In February, Morrison County Sheriff Shawn Larsen told the County Board that MEnD's quality of service did not meet the county's criteria. The board approved a contract with ACH that went into effect in May.

"Our first and foremost need in our jails is to take care of our inmates and our staff — and right now our inmates aren't being taken care of the way that they should be," Larsen said. "The contract is not really being followed at this point.

"We pay for services Monday through Friday, 40 hours a week. We're not getting that. Right now, we're getting sporadic time frames where they'll show up — sometimes it's twice a week, but then it's half a day. So everything is kind of getting behind."

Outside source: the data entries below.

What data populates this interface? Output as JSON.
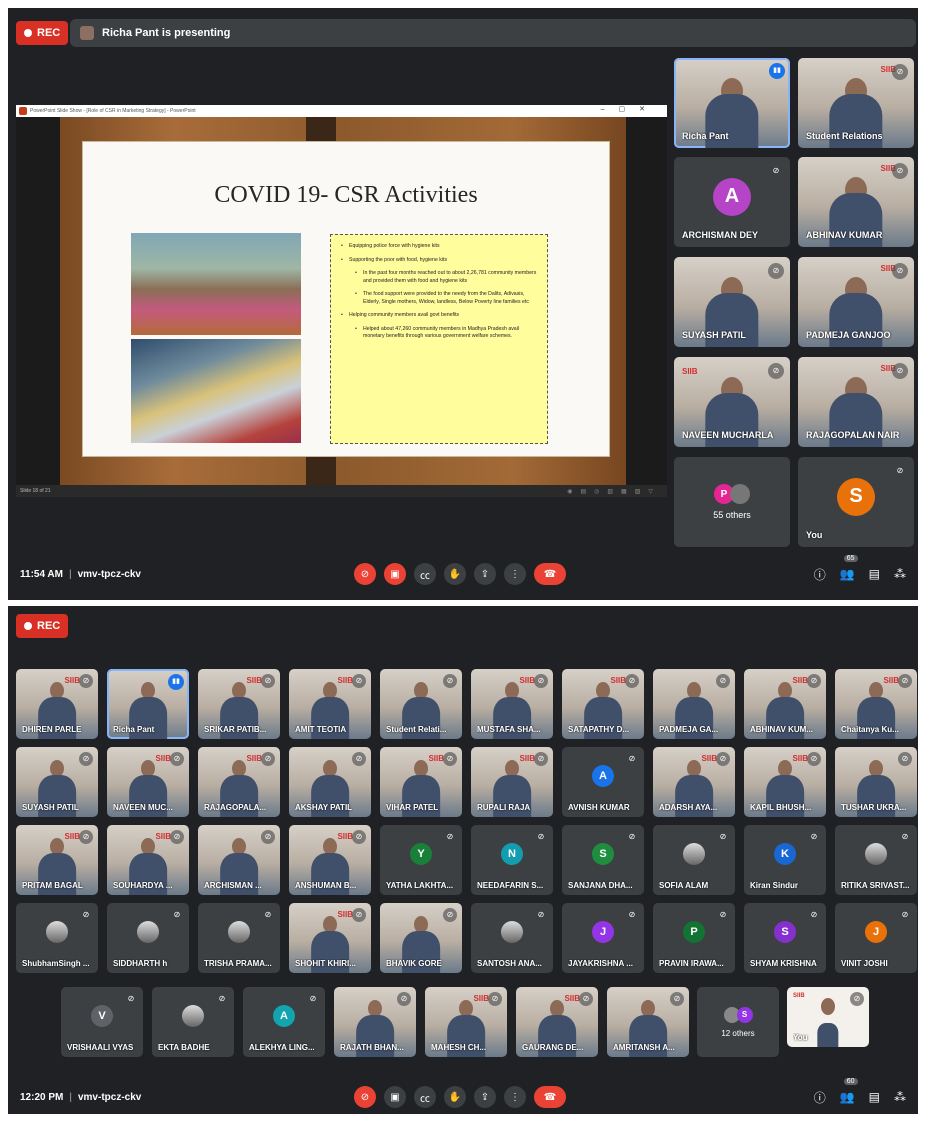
{
  "top": {
    "rec_label": "REC",
    "presenting_banner": "Richa Pant is presenting",
    "slide_window_title": "PowerPoint Slide Show - [Role of CSR in Marketing Strategy] - PowerPoint",
    "slide_title": "COVID 19- CSR Activities",
    "slide_bullets": [
      "Equipping police force with hygiene kits",
      "Supporting the poor with food, hygiene kits",
      "In the past four months reached out to about 2,26,781 community members and provided them with food and hygiene kits",
      "The food support were provided to the needy from the Dalits, Adivasis, Elderly, Single mothers, Widow, landless, Below Poverty line families etc",
      "Helping community members avail govt benefits",
      "Helped about 47,260 community members in Madhya Pradesh avail monetary benefits through various government welfare schemes."
    ],
    "slide_status": "Slide 18 of 21",
    "tiles": [
      {
        "name": "Richa Pant",
        "kind": "cam",
        "speaking": true
      },
      {
        "name": "Student Relations",
        "kind": "cam"
      },
      {
        "name": "ARCHISMAN DEY",
        "kind": "avatar",
        "letter": "A",
        "color": "#b544c7"
      },
      {
        "name": "ABHINAV KUMAR",
        "kind": "cam"
      },
      {
        "name": "SUYASH PATIL",
        "kind": "cam"
      },
      {
        "name": "PADMEJA GANJOO",
        "kind": "cam"
      },
      {
        "name": "NAVEEN MUCHARLA",
        "kind": "cam"
      },
      {
        "name": "RAJAGOPALAN NAIR",
        "kind": "cam"
      }
    ],
    "others_label": "55 others",
    "others_letter": "P",
    "you_label": "You",
    "you_letter": "S",
    "time": "11:54 AM",
    "meeting_code": "vmv-tpcz-ckv",
    "people_count": "65"
  },
  "bottom": {
    "rec_label": "REC",
    "tiles": [
      {
        "name": "DHIREN PARLE",
        "kind": "cam"
      },
      {
        "name": "Richa Pant",
        "kind": "cam",
        "speaking": true
      },
      {
        "name": "SRIKAR PATIB...",
        "kind": "cam"
      },
      {
        "name": "AMIT TEOTIA",
        "kind": "cam"
      },
      {
        "name": "Student Relati...",
        "kind": "cam"
      },
      {
        "name": "MUSTAFA SHA...",
        "kind": "cam"
      },
      {
        "name": "SATAPATHY D...",
        "kind": "cam"
      },
      {
        "name": "PADMEJA GA...",
        "kind": "cam"
      },
      {
        "name": "ABHINAV KUM...",
        "kind": "cam"
      },
      {
        "name": "Chaitanya Ku...",
        "kind": "cam"
      },
      {
        "name": "SUYASH PATIL",
        "kind": "cam"
      },
      {
        "name": "NAVEEN MUC...",
        "kind": "cam"
      },
      {
        "name": "RAJAGOPALA...",
        "kind": "cam"
      },
      {
        "name": "AKSHAY PATIL",
        "kind": "cam"
      },
      {
        "name": "VIHAR PATEL",
        "kind": "cam"
      },
      {
        "name": "RUPALI RAJA",
        "kind": "cam"
      },
      {
        "name": "AVNISH KUMAR",
        "kind": "avatar",
        "letter": "A",
        "color": "#1a73e8"
      },
      {
        "name": "ADARSH AYA...",
        "kind": "cam"
      },
      {
        "name": "KAPIL BHUSH...",
        "kind": "cam"
      },
      {
        "name": "TUSHAR UKRA...",
        "kind": "cam"
      },
      {
        "name": "PRITAM BAGAL",
        "kind": "cam"
      },
      {
        "name": "SOUHARDYA ...",
        "kind": "cam"
      },
      {
        "name": "ARCHISMAN ...",
        "kind": "cam"
      },
      {
        "name": "ANSHUMAN B...",
        "kind": "cam"
      },
      {
        "name": "YATHA LAKHTA...",
        "kind": "avatar",
        "letter": "Y",
        "color": "#188038"
      },
      {
        "name": "NEEDAFARIN S...",
        "kind": "avatar",
        "letter": "N",
        "color": "#129eaf"
      },
      {
        "name": "SANJANA DHA...",
        "kind": "avatar",
        "letter": "S",
        "color": "#1e8e3e"
      },
      {
        "name": "SOFIA ALAM",
        "kind": "photo"
      },
      {
        "name": "Kiran Sindur",
        "kind": "avatar",
        "letter": "K",
        "color": "#1967d2"
      },
      {
        "name": "RITIKA SRIVAST...",
        "kind": "photo"
      },
      {
        "name": "ShubhamSingh ...",
        "kind": "photo"
      },
      {
        "name": "SIDDHARTH h",
        "kind": "photo"
      },
      {
        "name": "TRISHA PRAMA...",
        "kind": "photo"
      },
      {
        "name": "SHOHIT KHIRI...",
        "kind": "cam"
      },
      {
        "name": "BHAVIK GORE",
        "kind": "cam"
      },
      {
        "name": "SANTOSH ANA...",
        "kind": "photo"
      },
      {
        "name": "JAYAKRISHNA ...",
        "kind": "avatar",
        "letter": "J",
        "color": "#9334e6"
      },
      {
        "name": "PRAVIN IRAWA...",
        "kind": "avatar",
        "letter": "P",
        "color": "#137333"
      },
      {
        "name": "SHYAM KRISHNA",
        "kind": "avatar",
        "letter": "S",
        "color": "#8430ce"
      },
      {
        "name": "VINIT JOSHI",
        "kind": "avatar",
        "letter": "J",
        "color": "#e8710a"
      },
      {
        "name": "VRISHAALI VYAS",
        "kind": "avatar",
        "letter": "V",
        "color": "#5f6368"
      },
      {
        "name": "EKTA BADHE",
        "kind": "photo"
      },
      {
        "name": "ALEKHYA LING...",
        "kind": "avatar",
        "letter": "A",
        "color": "#12a4af"
      },
      {
        "name": "RAJATH BHAN...",
        "kind": "cam"
      },
      {
        "name": "MAHESH CH...",
        "kind": "cam"
      },
      {
        "name": "GAURANG DE...",
        "kind": "cam"
      },
      {
        "name": "AMRITANSH A...",
        "kind": "cam"
      }
    ],
    "others_label": "12 others",
    "others_letter": "S",
    "you_label": "You",
    "time": "12:20 PM",
    "meeting_code": "vmv-tpcz-ckv",
    "people_count": "60"
  },
  "icons": {
    "mic_off": "🎙",
    "brand": "SIIB",
    "accent": "#8ab4f8",
    "end_call_color": "#ea4335"
  }
}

The Sherburne County Board in mid-June unanimously approved an agreement with Nashville-based Wellpath, which takes effect Sept. 21 and means the county will have also cut ties with MEnD. County Sheriff Joel Brott declined to comment on the provider change or the lawsuit.

In the case of Sherrell, the 27-year-old Beltrami County jail prisoner died after becoming ill with numbness and pain in his chest and lower limbs while under the care of Leonard and MEnD staff. The medical practice board said Sherrell "endured days of suffering, begging those responsible for his care — medical providers and correction officers alike — for help that never came."

In his previous statement, Leonard called Sherrell's death a tragedy but said he believes the care was appropriate.

The board fined Leonard $30,000, but the company was not sanctioned and continues to provide health care services. Leonard can petition the board for reinstatement of his license six months after the suspension takes effect.

Del Shea Perry, Sherrell's mother, began advocating for the health and safety of incarcerated people after her son's death. Last summer, the state Legislature passed a law in Sherrell's name that set new standards for mental health, suicide prevention and other health practices.

As of October, Wright County will have also dropped MEnD and will instead contract with St. Cloud-based CentraCare for inmate health services. CentraCare, which also provides health care at Stearns County jail, offers inmates an opportunity for continued care after they leave jail and return to the community.

Wright County Sheriff's Capt. Pat O'Malley told commissioners in April that the CentraCare contract will cost more but will more than triple the amount of time the medical director and mental health providers are on-site.

"I think that in the long run, it will actually save us money from the reduced liability," he said.